A narrowly framed amendment to the Andhra Pradesh Reorganisation Act, 2014, naming Amaravati as Andhra Pradesh’s new capital and defining its territorial scope through notified capital city areas.
Why was it needed?
Because the parent Act never named the capital, leaving room for prolonged political interpretation and policy reversals. The amendment aims to provide statutory clarity and reduce institutional uncertainty.
Who gains and who loses?
The immediate political winner is the Naidu government, which can claim it has delivered legal certainty. Amaravati farmers gain moral and political vindication after years of protest. Potential investors gain predictability. The losers are those who backed the decentralised three-capital idea or wanted the executive shift to Visakhapatnam. But this is also where the ruling side must tread carefully: legal certainty for Amaravati should not become administrative neglect of north coastal Andhra or Rayalaseema.
When does it take effect?
The Bill says the amendment is deemed to have come into force from June 2, 2024. Parliament has passed it; the final legal completion depends on the constitutional process after passage.
Where does the impact fall most sharply?
On Amaravati and the larger capital region, certainly. But also on Andhra Pradesh’s wider economic narrative. A state that projects itself as investment-ready cannot keep its capital status floating in litigation, speeches and manifestos.
How will this change things on the ground?
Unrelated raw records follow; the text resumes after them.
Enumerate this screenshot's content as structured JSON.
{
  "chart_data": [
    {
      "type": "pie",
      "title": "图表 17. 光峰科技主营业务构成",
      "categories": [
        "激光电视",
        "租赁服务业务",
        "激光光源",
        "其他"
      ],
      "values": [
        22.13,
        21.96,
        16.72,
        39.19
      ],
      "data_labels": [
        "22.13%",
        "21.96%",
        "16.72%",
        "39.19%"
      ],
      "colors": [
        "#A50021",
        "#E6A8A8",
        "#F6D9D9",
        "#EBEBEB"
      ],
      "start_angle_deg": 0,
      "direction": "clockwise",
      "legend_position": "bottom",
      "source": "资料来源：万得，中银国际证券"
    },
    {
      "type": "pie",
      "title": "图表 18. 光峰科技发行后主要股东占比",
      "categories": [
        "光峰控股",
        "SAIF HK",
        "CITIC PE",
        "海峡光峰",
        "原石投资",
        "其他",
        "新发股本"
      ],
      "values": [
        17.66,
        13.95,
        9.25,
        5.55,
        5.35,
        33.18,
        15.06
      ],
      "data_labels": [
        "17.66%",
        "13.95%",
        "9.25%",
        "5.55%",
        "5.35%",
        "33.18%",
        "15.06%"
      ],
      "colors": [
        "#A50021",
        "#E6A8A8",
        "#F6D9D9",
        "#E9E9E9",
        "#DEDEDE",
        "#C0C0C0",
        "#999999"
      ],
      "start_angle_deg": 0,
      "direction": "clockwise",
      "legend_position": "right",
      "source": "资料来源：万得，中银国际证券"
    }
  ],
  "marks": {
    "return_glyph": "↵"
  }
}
Only if the law is followed by execution. A capital is not built by speeches, legal clauses or emotional appeals alone. It needs roads, drainage, offices, housing, courts, civic services, universities, transport links and private investment. Here the numbers matter.
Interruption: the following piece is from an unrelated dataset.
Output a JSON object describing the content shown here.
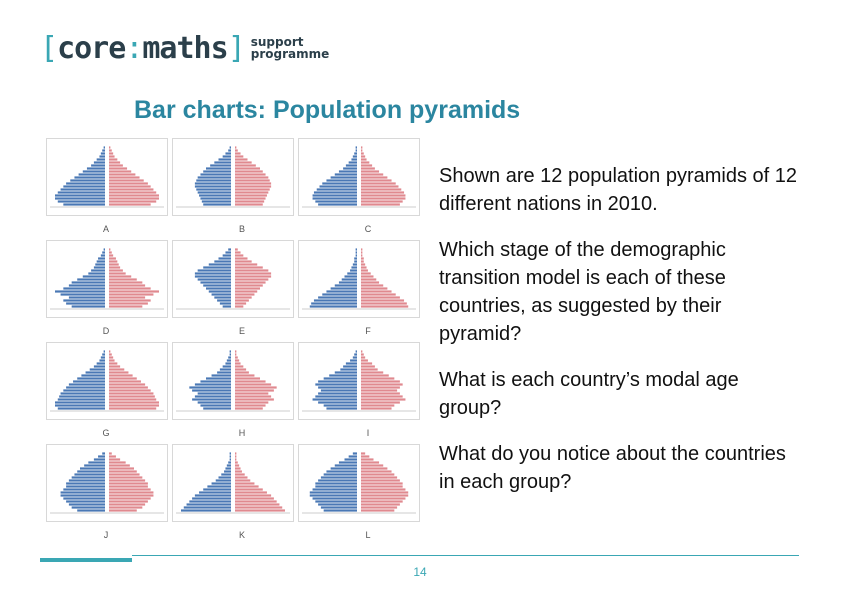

The economics behind the politics
Andhra Pradesh’s 2026-27 budget projects the state’s GSDP at Rs 19.75 lakh crore, up from the revised Rs 17.62 lakh crore for 2025-26. It also targets a sharp jump in capital outlay, with PRS noting a 47% increase in capital outlay for 2026-27. That suggests the state is trying to signal a build-and-spend phase, despite a still-heavy fiscal burden. The same budget analysis shows a projected fiscal deficit of 3.8% of GSDP and revenue deficit of 1.1% of GSDP for 2026-27.
In the parliamentary and political debate around the Bill, leaders backing Amaravati said nearly Rs 50,000 crore worth of development work is underway and around Rs 18,000 crore has come from the Centre. Those claims reflect the current political narrative around reconstruction and acceleration, though the credibility test will lie in timelines and visible delivery.
This is the editorial heart of the matter: Andhra Pradesh does need a stable capital. But a stable capital alone does not guarantee balanced development. The state cannot afford a false binary in which Amaravati grows only by making Visakhapatnam anxious or Kurnool resentful. The wiser case for Amaravati is not that one city must monopolise growth. It is that a state needs one legally unquestioned capital, while multiple growth engines can and should flourish elsewhere.
The Larger Meaning
The real test of the Andhra Pradesh Reorganisation (Amendment) Bill, 2026 is not whether Amaravati sole capital has won the argument in Delhi. The real test is whether Amaravati can now be built in a way that looks just, modern, fiscally sensible and regionally fair.
Andhra Pradesh has waited long enough for certainty. Now it must prove it knows what to do with it.